There is death, is present and happening in nearly every aspect of life. When memories once so fresh and vivid, wilt with the harsh reality of growing up, they too die. They fade, and fade, and fade, until some day, all that remains are the vague impressions of the occurences that once took place.
I remembered so much before, about Marion, about the 5 years with a certain girl, about growing up happy in a complete family, about relatives that felt more like home than they do now, about friends who swore to stand by you until time ceases to tick, etc.
The list does go on. Deaths. They happen all the time, both suddenly and gradually. But the most sorrowfully bitter of all deaths, are the ones that fade away into a realisation someday, that you once remembered everything and now live in empty shells of labels. We label memories, so that we never forget. But truth be told, we all forget. And beginning the noticing of forgetting, seems to hurt longer when it dies out.

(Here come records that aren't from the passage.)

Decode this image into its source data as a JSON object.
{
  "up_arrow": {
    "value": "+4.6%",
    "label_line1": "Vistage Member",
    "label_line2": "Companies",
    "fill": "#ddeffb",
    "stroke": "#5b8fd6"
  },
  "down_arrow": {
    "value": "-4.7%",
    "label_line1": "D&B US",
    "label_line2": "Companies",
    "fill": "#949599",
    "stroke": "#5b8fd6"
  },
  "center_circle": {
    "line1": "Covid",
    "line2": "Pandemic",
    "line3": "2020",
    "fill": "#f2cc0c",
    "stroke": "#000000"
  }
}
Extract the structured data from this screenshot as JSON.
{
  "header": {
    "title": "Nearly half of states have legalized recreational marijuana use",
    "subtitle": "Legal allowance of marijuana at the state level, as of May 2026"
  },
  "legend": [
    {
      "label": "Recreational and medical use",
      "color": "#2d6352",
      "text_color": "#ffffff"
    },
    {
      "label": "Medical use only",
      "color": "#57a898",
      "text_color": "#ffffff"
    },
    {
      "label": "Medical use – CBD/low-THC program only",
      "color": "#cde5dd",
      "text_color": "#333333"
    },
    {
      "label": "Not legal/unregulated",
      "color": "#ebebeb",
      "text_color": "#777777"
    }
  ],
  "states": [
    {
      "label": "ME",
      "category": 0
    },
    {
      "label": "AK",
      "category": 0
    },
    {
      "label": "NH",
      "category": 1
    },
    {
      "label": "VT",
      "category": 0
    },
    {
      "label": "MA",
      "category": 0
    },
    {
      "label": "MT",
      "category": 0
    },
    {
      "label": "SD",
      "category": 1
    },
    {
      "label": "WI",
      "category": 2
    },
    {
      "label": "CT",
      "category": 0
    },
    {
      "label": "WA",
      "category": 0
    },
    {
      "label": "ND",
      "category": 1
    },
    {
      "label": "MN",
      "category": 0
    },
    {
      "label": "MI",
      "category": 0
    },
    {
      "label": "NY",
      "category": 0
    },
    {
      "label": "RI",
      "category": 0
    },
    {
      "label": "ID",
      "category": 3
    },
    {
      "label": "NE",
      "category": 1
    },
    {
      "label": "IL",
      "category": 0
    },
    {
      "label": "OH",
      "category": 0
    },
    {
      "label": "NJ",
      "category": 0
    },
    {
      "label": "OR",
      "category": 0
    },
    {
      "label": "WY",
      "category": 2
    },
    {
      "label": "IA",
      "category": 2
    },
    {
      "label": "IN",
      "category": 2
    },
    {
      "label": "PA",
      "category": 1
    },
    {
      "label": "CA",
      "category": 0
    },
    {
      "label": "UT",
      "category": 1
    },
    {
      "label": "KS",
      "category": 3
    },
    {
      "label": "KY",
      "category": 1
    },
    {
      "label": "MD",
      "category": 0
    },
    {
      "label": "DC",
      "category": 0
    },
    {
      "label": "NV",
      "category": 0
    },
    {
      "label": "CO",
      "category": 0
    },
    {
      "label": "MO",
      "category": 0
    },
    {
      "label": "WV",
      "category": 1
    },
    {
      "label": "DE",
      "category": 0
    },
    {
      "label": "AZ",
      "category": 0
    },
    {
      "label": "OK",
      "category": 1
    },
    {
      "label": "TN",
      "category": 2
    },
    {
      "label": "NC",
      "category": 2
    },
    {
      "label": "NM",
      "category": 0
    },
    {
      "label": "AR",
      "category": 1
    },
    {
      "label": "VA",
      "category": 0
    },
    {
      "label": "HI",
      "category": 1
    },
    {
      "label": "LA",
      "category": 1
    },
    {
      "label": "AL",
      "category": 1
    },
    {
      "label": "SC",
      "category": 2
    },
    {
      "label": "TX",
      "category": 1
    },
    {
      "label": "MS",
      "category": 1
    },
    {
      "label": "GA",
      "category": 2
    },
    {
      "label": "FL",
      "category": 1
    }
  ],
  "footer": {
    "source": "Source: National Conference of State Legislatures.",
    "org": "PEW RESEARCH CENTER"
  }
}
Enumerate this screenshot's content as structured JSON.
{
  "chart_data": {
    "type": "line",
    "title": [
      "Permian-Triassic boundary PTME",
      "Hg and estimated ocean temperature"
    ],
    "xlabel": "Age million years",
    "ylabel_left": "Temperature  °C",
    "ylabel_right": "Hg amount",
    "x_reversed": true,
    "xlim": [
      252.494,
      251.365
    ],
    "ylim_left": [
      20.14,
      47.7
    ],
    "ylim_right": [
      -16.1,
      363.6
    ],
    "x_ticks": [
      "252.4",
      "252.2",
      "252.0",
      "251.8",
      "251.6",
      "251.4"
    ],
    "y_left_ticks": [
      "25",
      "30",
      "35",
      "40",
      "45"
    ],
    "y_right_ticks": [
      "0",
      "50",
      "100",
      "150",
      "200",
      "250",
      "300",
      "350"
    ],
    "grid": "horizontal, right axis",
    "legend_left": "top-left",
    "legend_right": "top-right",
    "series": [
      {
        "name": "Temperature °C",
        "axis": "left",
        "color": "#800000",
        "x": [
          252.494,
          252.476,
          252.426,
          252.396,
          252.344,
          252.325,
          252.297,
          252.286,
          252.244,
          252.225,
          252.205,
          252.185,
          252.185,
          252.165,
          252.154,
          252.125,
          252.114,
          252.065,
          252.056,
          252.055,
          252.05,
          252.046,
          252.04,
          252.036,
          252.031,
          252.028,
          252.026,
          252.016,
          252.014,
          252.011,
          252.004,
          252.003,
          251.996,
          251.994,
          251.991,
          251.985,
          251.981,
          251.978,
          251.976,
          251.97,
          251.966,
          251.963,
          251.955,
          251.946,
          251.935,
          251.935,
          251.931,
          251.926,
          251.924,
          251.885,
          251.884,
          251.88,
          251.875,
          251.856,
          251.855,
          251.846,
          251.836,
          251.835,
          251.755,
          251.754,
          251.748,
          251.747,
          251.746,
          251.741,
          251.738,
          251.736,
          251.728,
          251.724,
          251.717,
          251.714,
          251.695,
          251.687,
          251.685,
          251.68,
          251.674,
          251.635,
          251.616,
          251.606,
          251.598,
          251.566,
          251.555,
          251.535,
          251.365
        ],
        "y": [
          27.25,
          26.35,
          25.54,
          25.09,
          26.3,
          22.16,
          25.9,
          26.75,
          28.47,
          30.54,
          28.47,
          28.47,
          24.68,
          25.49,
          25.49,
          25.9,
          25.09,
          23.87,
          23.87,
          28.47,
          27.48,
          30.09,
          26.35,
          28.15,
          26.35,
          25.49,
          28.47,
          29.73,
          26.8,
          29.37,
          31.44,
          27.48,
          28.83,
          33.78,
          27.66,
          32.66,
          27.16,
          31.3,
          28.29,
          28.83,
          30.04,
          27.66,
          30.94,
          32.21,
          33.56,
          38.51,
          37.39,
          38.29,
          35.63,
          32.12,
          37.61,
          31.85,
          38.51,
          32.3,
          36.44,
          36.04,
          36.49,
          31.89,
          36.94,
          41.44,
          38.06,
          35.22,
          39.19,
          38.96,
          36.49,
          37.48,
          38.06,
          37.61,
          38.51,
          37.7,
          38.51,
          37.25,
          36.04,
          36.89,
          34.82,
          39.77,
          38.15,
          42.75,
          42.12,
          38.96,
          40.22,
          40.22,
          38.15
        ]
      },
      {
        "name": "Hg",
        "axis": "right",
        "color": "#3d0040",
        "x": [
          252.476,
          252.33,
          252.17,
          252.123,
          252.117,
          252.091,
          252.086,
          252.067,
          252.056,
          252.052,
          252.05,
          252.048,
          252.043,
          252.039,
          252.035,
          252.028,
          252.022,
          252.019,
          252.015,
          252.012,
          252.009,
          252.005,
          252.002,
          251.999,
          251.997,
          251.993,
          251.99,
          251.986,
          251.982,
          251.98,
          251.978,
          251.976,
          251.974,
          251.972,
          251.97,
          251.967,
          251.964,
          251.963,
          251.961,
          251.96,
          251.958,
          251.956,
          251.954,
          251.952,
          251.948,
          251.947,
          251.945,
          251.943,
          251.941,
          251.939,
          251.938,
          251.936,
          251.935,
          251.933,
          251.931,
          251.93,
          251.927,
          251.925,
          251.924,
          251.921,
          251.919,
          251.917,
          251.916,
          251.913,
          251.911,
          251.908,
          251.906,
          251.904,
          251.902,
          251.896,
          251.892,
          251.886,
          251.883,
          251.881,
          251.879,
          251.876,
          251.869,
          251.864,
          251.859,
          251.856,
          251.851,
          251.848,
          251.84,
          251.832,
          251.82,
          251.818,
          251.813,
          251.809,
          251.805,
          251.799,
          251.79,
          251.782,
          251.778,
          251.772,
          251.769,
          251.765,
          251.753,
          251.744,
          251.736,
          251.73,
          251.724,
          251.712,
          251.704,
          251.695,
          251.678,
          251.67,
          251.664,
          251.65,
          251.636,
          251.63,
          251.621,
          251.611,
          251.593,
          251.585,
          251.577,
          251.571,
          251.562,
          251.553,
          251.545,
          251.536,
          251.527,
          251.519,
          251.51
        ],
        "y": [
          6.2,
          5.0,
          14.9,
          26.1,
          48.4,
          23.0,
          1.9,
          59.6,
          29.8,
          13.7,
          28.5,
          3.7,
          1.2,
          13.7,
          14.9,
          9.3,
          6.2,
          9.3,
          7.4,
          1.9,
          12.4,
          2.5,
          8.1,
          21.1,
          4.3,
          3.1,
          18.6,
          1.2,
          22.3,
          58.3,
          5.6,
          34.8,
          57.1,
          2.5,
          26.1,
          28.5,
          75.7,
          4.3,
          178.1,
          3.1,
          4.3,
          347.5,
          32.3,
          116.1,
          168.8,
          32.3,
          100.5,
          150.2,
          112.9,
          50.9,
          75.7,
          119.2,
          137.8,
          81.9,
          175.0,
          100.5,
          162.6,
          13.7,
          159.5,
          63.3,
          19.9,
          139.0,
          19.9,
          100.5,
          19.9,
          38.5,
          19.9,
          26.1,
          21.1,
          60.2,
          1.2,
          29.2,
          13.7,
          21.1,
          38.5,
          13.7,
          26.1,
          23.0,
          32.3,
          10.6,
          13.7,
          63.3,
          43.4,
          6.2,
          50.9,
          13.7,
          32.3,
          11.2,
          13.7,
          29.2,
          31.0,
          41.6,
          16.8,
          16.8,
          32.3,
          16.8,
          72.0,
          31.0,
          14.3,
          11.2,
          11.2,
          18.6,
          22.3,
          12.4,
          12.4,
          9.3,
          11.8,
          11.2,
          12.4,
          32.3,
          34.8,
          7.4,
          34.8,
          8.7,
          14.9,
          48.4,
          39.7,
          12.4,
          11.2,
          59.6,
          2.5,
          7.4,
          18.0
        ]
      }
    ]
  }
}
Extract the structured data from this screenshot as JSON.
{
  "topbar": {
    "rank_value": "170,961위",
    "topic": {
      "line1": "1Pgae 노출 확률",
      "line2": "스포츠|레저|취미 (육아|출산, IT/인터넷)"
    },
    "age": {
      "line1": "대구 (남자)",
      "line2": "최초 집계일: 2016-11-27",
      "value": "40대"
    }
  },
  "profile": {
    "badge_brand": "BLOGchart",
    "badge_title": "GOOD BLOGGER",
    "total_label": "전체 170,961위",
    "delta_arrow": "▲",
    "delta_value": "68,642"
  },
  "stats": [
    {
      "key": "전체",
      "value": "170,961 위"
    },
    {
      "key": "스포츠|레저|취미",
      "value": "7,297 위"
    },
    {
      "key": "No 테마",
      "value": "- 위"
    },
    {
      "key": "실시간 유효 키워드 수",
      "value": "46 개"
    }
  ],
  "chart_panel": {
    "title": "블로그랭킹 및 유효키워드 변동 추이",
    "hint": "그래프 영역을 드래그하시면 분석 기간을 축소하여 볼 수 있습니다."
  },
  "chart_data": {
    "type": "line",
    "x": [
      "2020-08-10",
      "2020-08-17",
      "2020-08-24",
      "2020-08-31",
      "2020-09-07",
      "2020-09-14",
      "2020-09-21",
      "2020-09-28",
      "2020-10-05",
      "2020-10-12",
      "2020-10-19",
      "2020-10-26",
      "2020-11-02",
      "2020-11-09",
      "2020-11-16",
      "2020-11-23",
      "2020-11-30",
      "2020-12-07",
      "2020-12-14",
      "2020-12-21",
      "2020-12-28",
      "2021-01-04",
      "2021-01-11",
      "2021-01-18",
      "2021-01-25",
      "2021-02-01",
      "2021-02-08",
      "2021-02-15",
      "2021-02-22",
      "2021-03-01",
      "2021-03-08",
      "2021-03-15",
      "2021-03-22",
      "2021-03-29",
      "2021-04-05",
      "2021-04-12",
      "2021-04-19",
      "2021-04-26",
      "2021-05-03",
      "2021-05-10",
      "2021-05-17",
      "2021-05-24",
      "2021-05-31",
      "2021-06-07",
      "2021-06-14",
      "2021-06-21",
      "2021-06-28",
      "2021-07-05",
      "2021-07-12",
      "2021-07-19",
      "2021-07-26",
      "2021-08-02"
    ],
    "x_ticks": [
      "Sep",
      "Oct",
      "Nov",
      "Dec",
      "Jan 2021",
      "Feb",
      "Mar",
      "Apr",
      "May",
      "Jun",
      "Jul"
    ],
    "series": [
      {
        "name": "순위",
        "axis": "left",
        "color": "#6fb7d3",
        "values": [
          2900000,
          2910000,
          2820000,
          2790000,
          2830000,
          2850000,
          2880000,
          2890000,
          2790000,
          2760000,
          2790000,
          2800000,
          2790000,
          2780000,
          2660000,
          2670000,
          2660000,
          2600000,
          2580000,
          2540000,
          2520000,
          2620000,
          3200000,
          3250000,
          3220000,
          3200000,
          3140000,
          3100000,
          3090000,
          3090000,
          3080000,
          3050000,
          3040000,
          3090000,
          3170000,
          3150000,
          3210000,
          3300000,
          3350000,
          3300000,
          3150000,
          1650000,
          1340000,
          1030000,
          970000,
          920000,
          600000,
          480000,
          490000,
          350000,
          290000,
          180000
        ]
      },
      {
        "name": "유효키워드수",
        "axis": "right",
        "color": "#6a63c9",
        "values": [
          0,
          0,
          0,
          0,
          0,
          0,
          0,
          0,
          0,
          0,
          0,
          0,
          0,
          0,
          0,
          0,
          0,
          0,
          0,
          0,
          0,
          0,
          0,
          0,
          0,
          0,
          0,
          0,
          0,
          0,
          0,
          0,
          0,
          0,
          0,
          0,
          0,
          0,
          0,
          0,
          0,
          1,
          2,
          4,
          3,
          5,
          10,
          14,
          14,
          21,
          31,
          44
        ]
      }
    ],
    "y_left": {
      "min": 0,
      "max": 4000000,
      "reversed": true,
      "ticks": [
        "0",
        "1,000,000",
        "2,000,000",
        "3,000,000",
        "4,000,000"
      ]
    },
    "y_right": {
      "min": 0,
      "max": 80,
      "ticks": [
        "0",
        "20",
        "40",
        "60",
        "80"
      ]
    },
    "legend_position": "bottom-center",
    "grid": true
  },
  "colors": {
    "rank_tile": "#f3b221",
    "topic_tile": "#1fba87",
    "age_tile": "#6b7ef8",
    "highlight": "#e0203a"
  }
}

I hope I never forget, how friendship was with Marion, how family felt like on Sunday mornings at the dining cafes, how kinship felt like during Saturdays at Grandma's, how Christmas felt like at Aunt Mary's, how closeness felt like when you first told me you love me. I hope I never forget what it is like to feel. I hope I never forget to feel, at every pulse of joy and sadness that illustrates into the person that becomes me as an adult. I hope, that no matter how life jades me, I still remember to feel, because the ability to feel gives me the faith that there is still humanity in me, that my conscience still breeds a better part of me.
With that, I pray that the uphills may get me going, and that the tough get me going stronger.